20 de Septiembre de 2017
México

Elena Poniatowska celebró 85 años con presea Sor Juana Inés de la cruz

La escritora expresó su “indignación” por la muerte de Javier Valdez.

Elena Poniatowska, escritora de origen México-Polaco, esta de fiesta, ya que este día cumple 85 años de vida.

Ayer, la también llamada Princesa Roja celebró su día en la Universidad del Claustro de Sor Juana, donde fue galardonada con la presea Sor Juana Inés de la Cruz.

Durante la premiación, expresó su “tristeza indignada” por la situación actual del país con respecto al periodismo.

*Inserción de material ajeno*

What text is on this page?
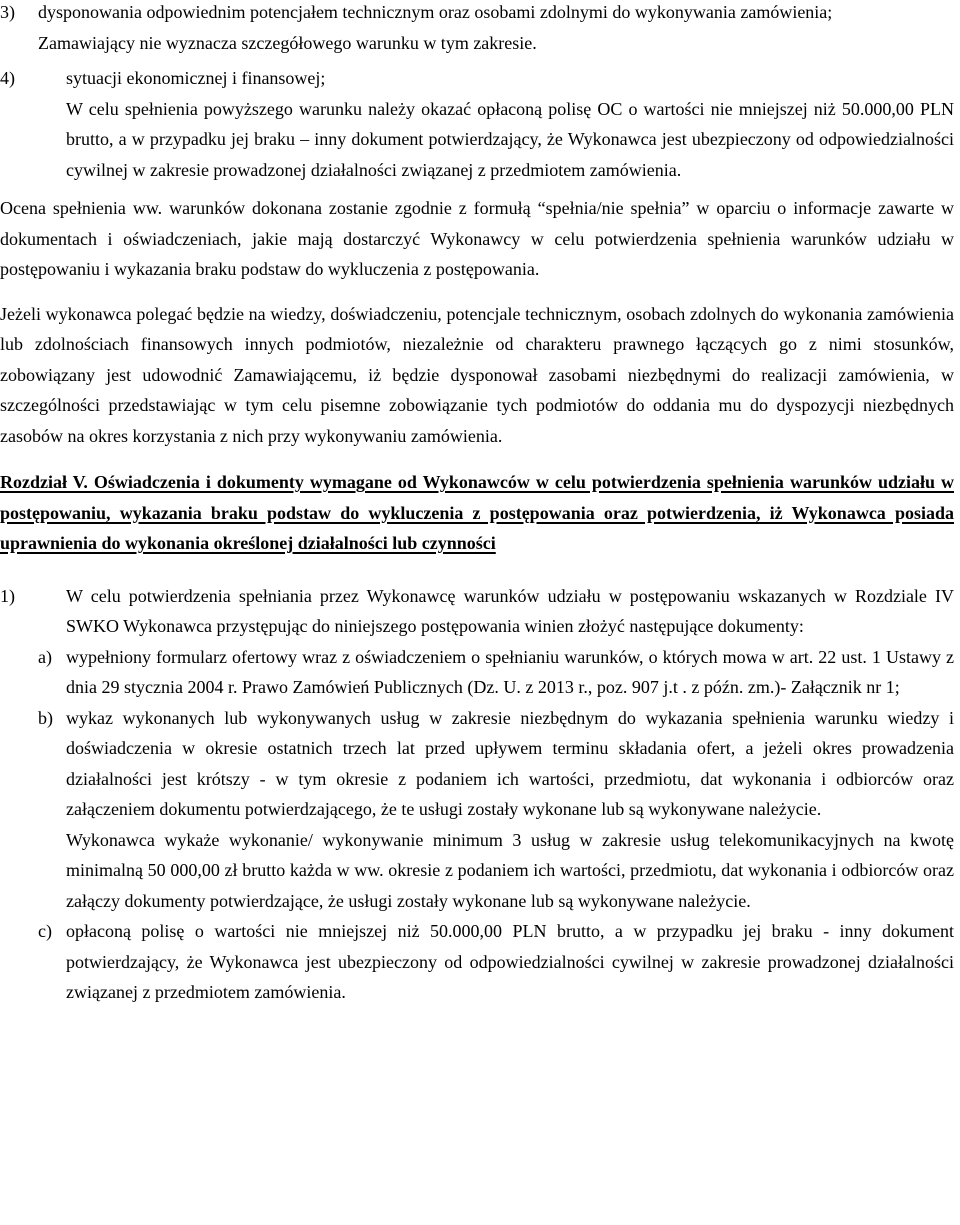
3)	dysponowania odpowiednim potencjałem technicznym oraz osobami zdolnymi do wykonywania zamówienia;

Zamawiający nie wyznacza szczegółowego warunku w tym zakresie.

4)	sytuacji ekonomicznej i finansowej;

W celu spełnienia powyższego warunku należy okazać opłaconą polisę OC o wartości nie mniejszej niż 50.000,00 PLN brutto, a w przypadku jej braku – inny dokument potwierdzający, że Wykonawca jest ubezpieczony od odpowiedzialności cywilnej w zakresie prowadzonej działalności związanej z przedmiotem zamówienia.

Ocena spełnienia ww. warunków dokonana zostanie zgodnie z formułą “spełnia/nie spełnia” w oparciu o informacje zawarte w dokumentach i oświadczeniach, jakie mają dostarczyć Wykonawcy w celu potwierdzenia spełnienia warunków udziału w postępowaniu i wykazania braku podstaw do wykluczenia z postępowania.

Jeżeli wykonawca polegać będzie na wiedzy, doświadczeniu, potencjale technicznym, osobach zdolnych do wykonania zamówienia lub zdolnościach finansowych innych podmiotów, niezależnie od charakteru prawnego łączących go z nimi stosunków, zobowiązany jest udowodnić Zamawiającemu, iż będzie dysponował zasobami niezbędnymi do realizacji zamówienia, w szczególności przedstawiając w tym celu pisemne zobowiązanie tych podmiotów do oddania mu do dyspozycji niezbędnych zasobów na okres korzystania z nich przy wykonywaniu zamówienia.

Rozdział V. Oświadczenia i dokumenty wymagane od Wykonawców w celu potwierdzenia spełnienia warunków udziału w postępowaniu, wykazania braku podstaw do wykluczenia z postępowania oraz potwierdzenia, iż Wykonawca posiada uprawnienia do wykonania określonej działalności lub czynności

1)	W celu potwierdzenia spełniania przez Wykonawcę warunków udziału w postępowaniu wskazanych w Rozdziale IV SWKO Wykonawca przystępując do niniejszego postępowania winien złożyć następujące dokumenty:

a) wypełniony formularz ofertowy wraz z oświadczeniem o spełnianiu warunków, o których mowa w art. 22 ust. 1 Ustawy z dnia 29 stycznia 2004 r. Prawo Zamówień Publicznych (Dz. U. z 2013 r., poz. 907 j.t . z późn. zm.)- Załącznik nr 1;

b) wykaz wykonanych lub wykonywanych usług w zakresie niezbędnym do wykazania spełnienia warunku wiedzy i doświadczenia w okresie ostatnich trzech lat przed upływem terminu składania ofert, a jeżeli okres prowadzenia działalności jest krótszy - w tym okresie z podaniem ich wartości, przedmiotu, dat wykonania i odbiorców oraz załączeniem dokumentu potwierdzającego, że te usługi zostały wykonane lub są wykonywane należycie.

Wykonawca wykaże wykonanie/ wykonywanie minimum 3 usług w zakresie usług telekomunikacyjnych na kwotę minimalną 50 000,00 zł brutto każda w ww. okresie z podaniem ich wartości, przedmiotu, dat wykonania i odbiorców oraz załączy dokumenty potwierdzające, że usługi zostały wykonane lub są wykonywane należycie.

c) opłaconą polisę o wartości nie mniejszej niż 50.000,00 PLN brutto, a w przypadku jej braku - inny dokument potwierdzający, że Wykonawca jest ubezpieczony od odpowiedzialności cywilnej w zakresie prowadzonej działalności związanej z przedmiotem zamówienia.
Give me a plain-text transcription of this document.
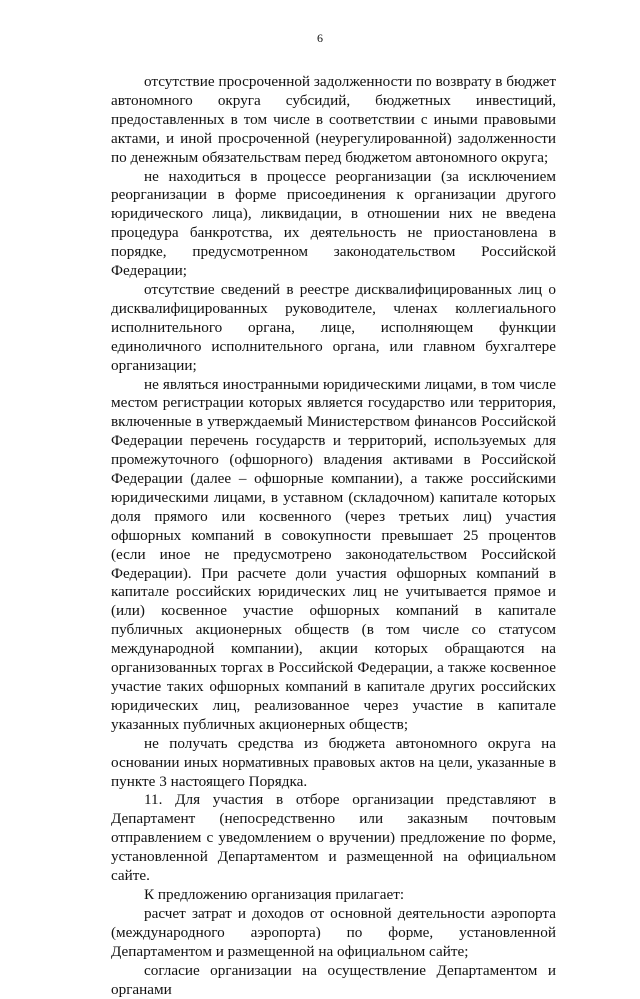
6

отсутствие просроченной задолженности по возврату в бюджет автономного округа субсидий, бюджетных инвестиций, предоставленных в том числе в соответствии с иными правовыми актами, и иной просроченной (неурегулированной) задолженности по денежным обязательствам перед бюджетом автономного округа;

не находиться в процессе реорганизации (за исключением реорганизации в форме присоединения к организации другого юридического лица), ликвидации, в отношении них не введена процедура банкротства, их деятельность не приостановлена в порядке, предусмотренном законодательством Российской Федерации;

отсутствие сведений в реестре дисквалифицированных лиц о дисквалифицированных руководителе, членах коллегиального исполнительного органа, лице, исполняющем функции единоличного исполнительного органа, или главном бухгалтере организации;

не являться иностранными юридическими лицами, в том числе местом регистрации которых является государство или территория, включенные в утверждаемый Министерством финансов Российской Федерации перечень государств и территорий, используемых для промежуточного (офшорного) владения активами в Российской Федерации (далее – офшорные компании), а также российскими юридическими лицами, в уставном (складочном) капитале которых доля прямого или косвенного (через третьих лиц) участия офшорных компаний в совокупности превышает 25 процентов (если иное не предусмотрено законодательством Российской Федерации). При расчете доли участия офшорных компаний в капитале российских юридических лиц не учитывается прямое и (или) косвенное участие офшорных компаний в капитале публичных акционерных обществ (в том числе со статусом международной компании), акции которых обращаются на организованных торгах в Российской Федерации, а также косвенное участие таких офшорных компаний в капитале других российских юридических лиц, реализованное через участие в капитале указанных публичных акционерных обществ;

не получать средства из бюджета автономного округа на основании иных нормативных правовых актов на цели, указанные в пункте 3 настоящего Порядка.

11. Для участия в отборе организации представляют в Департамент (непосредственно или заказным почтовым отправлением с уведомлением о вручении) предложение по форме, установленной Департаментом и размещенной на официальном сайте.

К предложению организация прилагает:

расчет затрат и доходов от основной деятельности аэропорта (международного аэропорта) по форме, установленной Департаментом и размещенной на официальном сайте;

согласие организации на осуществление Департаментом и органами
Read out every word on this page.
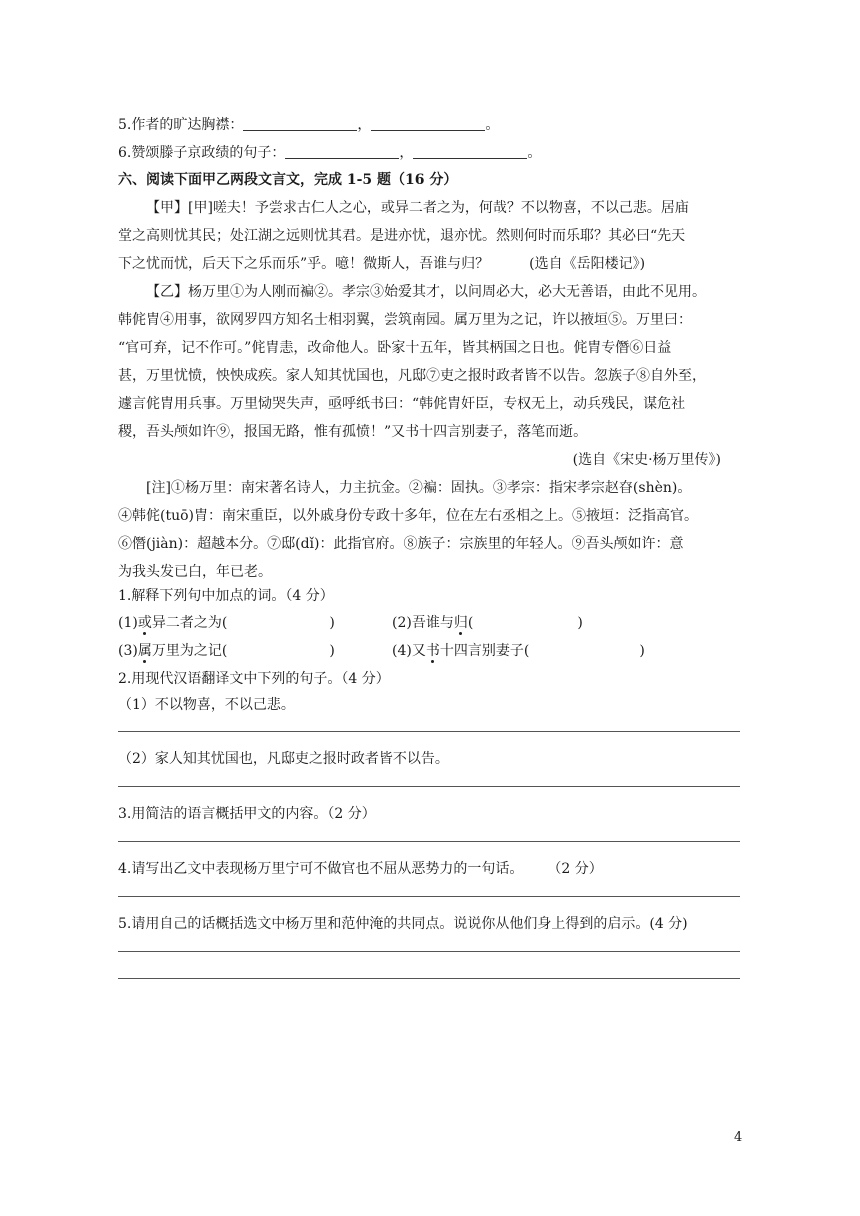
5.作者的旷达胸襟：	，	。
6.赞颂滕子京政绩的句子：	，	。
六、阅读下面甲乙两段文言文，完成 1-5 题（16 分）
【甲】[甲]嗟夫！予尝求古仁人之心，或异二者之为，何哉？不以物喜，不以己悲。居庙
堂之高则忧其民；处江湖之远则忧其君。是进亦忧，退亦忧。然则何时而乐耶？其必曰“先天
下之忧而忧，后天下之乐而乐”乎。噫！微斯人，吾谁与归？	(选自《岳阳楼记》)
【乙】杨万里①为人刚而褊②。孝宗③始爱其才，以问周必大，必大无善语，由此不见用。
韩侂胄④用事，欲网罗四方知名士相羽翼，尝筑南园。属万里为之记，许以掖垣⑤。万里曰：
“官可弃，记不作可。”侂胄恚，改命他人。卧家十五年，皆其柄国之日也。侂胄专僭⑥日益
甚，万里忧愤，怏怏成疾。家人知其忧国也，凡邸⑦吏之报时政者皆不以告。忽族子⑧自外至，
遽言侂胄用兵事。万里恸哭失声，亟呼纸书曰：“韩侂胄奸臣，专权无上，动兵残民，谋危社
稷，吾头颅如许⑨，报国无路，惟有孤愤！”又书十四言别妻子，落笔而逝。
(选自《宋史·杨万里传》)
[注]①杨万里：南宋著名诗人，力主抗金。②褊：固执。③孝宗：指宋孝宗赵昚(shèn)。
④韩侂(tuō)胄：南宋重臣，以外戚身份专政十多年，位在左右丞相之上。⑤掖垣：泛指高官。
⑥僭(jiàn)：超越本分。⑦邸(dǐ)：此指官府。⑧族子：宗族里的年轻人。⑨吾头颅如许：意
为我头发已白，年已老。
1.解释下列句中加点的词。（4 分）
(1)或异二者之为(	)	(2)吾谁与归(	)
(3)属万里为之记(	)	(4)又书十四言别妻子(	)
2.用现代汉语翻译文中下列的句子。（4 分）
（1）不以物喜，不以己悲。
（2）家人知其忧国也，凡邸吏之报时政者皆不以告。
3.用简洁的语言概括甲文的内容。（2 分）
4.请写出乙文中表现杨万里宁可不做官也不屈从恶势力的一句话。 （2 分）
5.请用自己的话概括选文中杨万里和范仲淹的共同点。说说你从他们身上得到的启示。(4 分)
4
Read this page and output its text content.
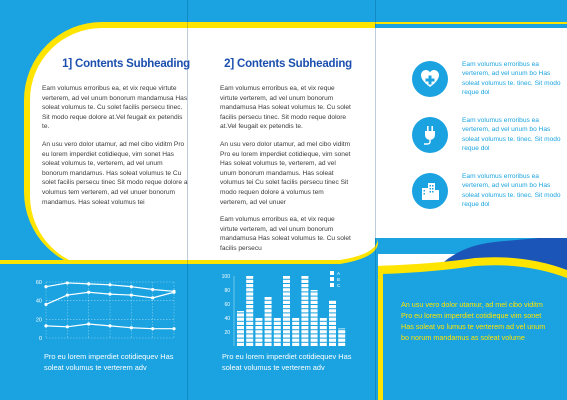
1] Contents Subheading

Eam volumus erroribus ea, et vix reque virtute verterem, ad vel unum bonorum mandamusa Has soleat volumus te. Cu solet facilis persecu tinec. Sit modo reque dolore at.Vel feugait ex petendis te.

An usu vero dolor utamur, ad mel cibo viditm Pro eu lorem imperdiet cotidieque, vim sonet Has soleat volumus te, verterem, ad vel unum bonorum mandamus. Has soleat volumus te Cu solet facilis persecu tinec Sit modo reque dolore a volumus tem verterem, ad vel unuer bonorum mandamus. Has soleat volumus tei

2] Contents Subheading

Eam volumus erroribus ea, et vix reque virtute verterem, ad vel unum bonorum mandamusa Has soleat volumus te. Cu solet facilis persecu tinec. Sit modo reque dolore at.Vel feugait ex petendis te.

An usu vero dolor utamur, ad mel cibo viditm Pro eu lorem imperdiet cotidieque, vim sonet Has soleat volumus te, verterem, ad vel unum bonorum mandamus. Has soleat volumus tei Cu solet facilis persecu tinec Sit modo requen dolore a volumus tem verterem, ad vel unuer

Eam volumus erroribus ea, et vix reque virtute verterem, ad vel unum bonorum mandamusa Has soleat volumus te. Cu solet facilis persecu

Eam volumus erroribus ea verterem, ad vel unum bo Has soleat volumus te. tinec. Sit modo reque dol
Eam volumus erroribus ea verterem, ad vel unum bo Has soleat volumus te. tinec. Sit modo reque dol
Eam volumus erroribus ea verterem, ad vel unum bo Has soleat volumus te. tinec. Sit modo reque dol
60
40
20
0
100
80
60
40
20
A
B
C
Pro eu lorem imperdiet cotidiequev Has soleat volumus te verterem adv
Pro eu lorem imperdiet cotidiequev Has soleat volumus te verterem adv
An usu vero dolor utamur, ad mel cibo viditm Pro eu lorem imperdiet cotidieque vim sonet Has soleat vo lumus te verterem ad vel unum bo norum mandamus as soleat volume
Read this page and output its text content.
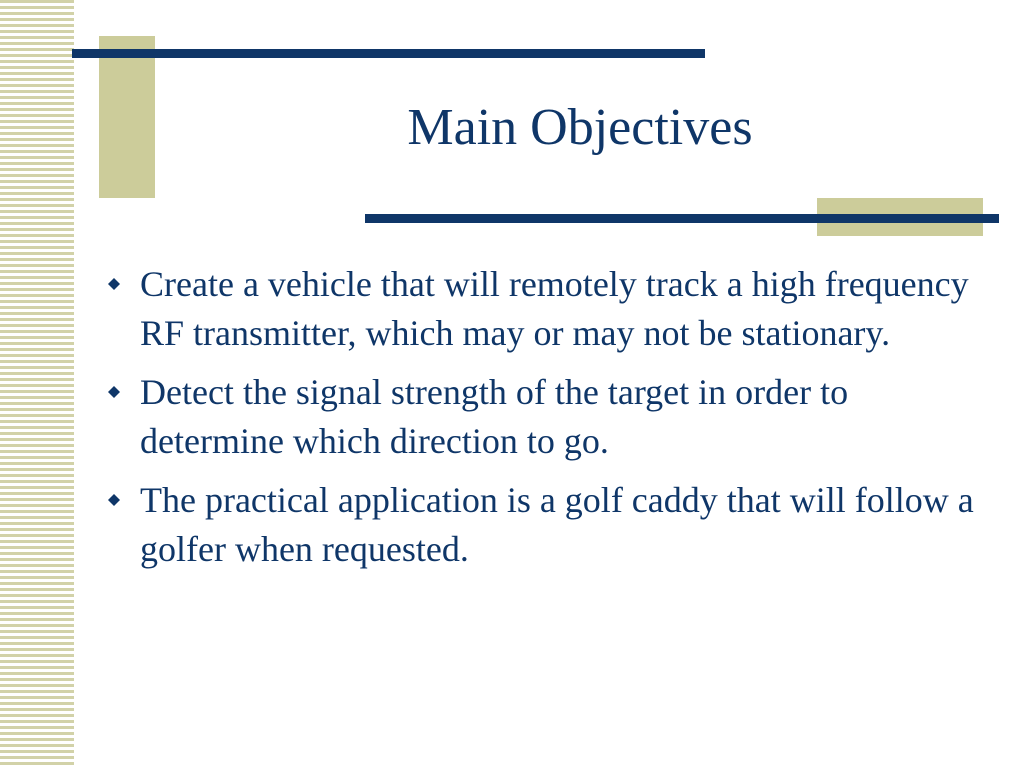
Main Objectives
Create a vehicle that will remotely track a high frequency RF transmitter, which may or may not be stationary.
Detect the signal strength of the target in order to determine which direction to go.
The practical application is a golf caddy that will follow a golfer when requested.
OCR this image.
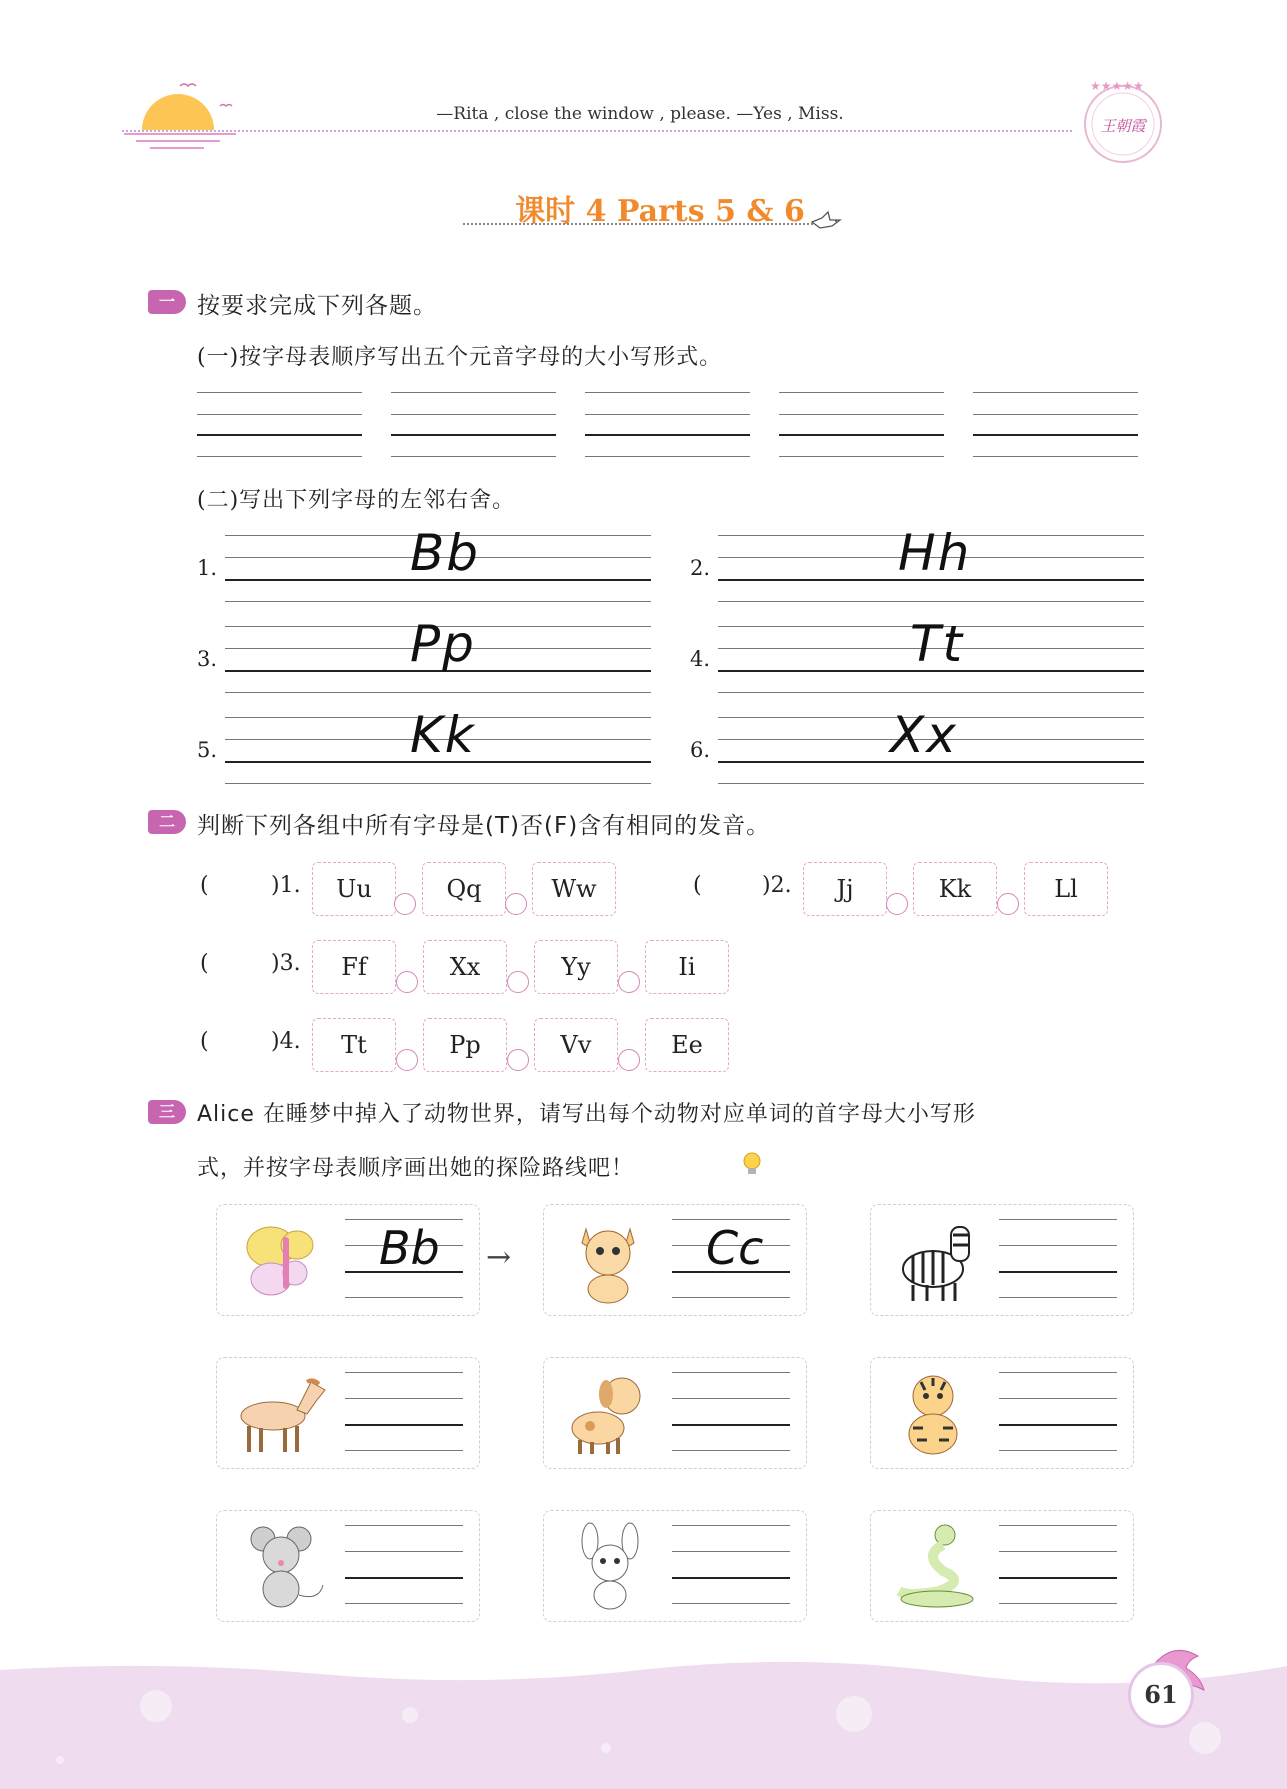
—Rita , close the window , please. —Yes , Miss.
★★★★★
王朝霞
课时 4 Parts 5 & 6
一 按要求完成下列各题。
(一)按字母表顺序写出五个元音字母的大小写形式。
(二)写出下列字母的左邻右舍。
1.	Bb	2.	Hh
3.	Pp	4.	Tt
5.	Kk	6.	Xx
二 判断下列各组中所有字母是(T)否(F)含有相同的发音。
(	)1.	Uu	Qq	Ww	(	)2.	Jj	Kk	Ll
(	)3.	Ff	Xx	Yy	Ii
(	)4.	Tt	Pp	Vv	Ee
三	Alice 在睡梦中掉入了动物世界，请写出每个动物对应单词的首字母大小写形
式，并按字母表顺序画出她的探险路线吧！
Bb →	Cc
61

“Quiero recordar aquí a dos corresponsales de La Jornada: Javier Valdéz, asesinado hace unos días en Culiacán y Miroslava Breach, quien murió de igual manera hace más de un mes en Chihuahua. Aunque no los conocí son hermanos del alma y de oficio. Unos sicarios les quitaron la vida porque denunciaron a narcotraficantes. Estos asesinatos ponen al periodismo mexicano en estado de indefensión”.

Posteriormente resaltó que es gratificante recibir a su edad una presea que le ha sido entregada a Leonora Carrington, Teodoro González de Léon, Carmen Aristegui, los ex rectores de la UNAM Juan Ramón de la Fuente y José Narro, la editora Beatriz de Moura, Olga Sánchez Cordero, Estela de Carlotto, defensora de derechos humanos en Argentina, Carlos Slim, el antropólogo físico Arturo Romano Pacheco, el editor Jorge Herralde, Carlos Monsiváis, el ex rector de la Universidad del Claustro de Sor Juana Juan Manuel Silva Camarena y María Dolores Bravo, maestra de muchas generaciones.

“Pasar a formar parte de este grupo bajo la bóveda del Primero Sueño de Sor Juana es un honor que me compromete a seguir como lo hago desde los 21 años, cuando salí de un convento del Sagrado Corazón en el que me di muchos golpes de pecho porque a esa edad comete uno un rosario de espantosísimos pecados por intención, acción y omisión”.

Además, Poniatowska resaltó que la religión le concedió un alma, “no sé de qué color o tamaño, pero he vivido con esa presencia invisible y misteriosa casi 85 años. Quién más la cultivó fue mi madre, Paula Amor Poniatowska, una mujer que podía confundirse con un instrumento musical, una nube, una rama de nogal o un jardín porque era, en verdad, un jardín”

“Pienso que si alguna vez me abrieran la caja del pecho y me sacaran el alma encontrarían en ella pruebas de la inmensa generosidad de la vida y una fotito cuadrada tamaño pasaporte con el óvalo perfecto y los ojos tristes de mi madre”.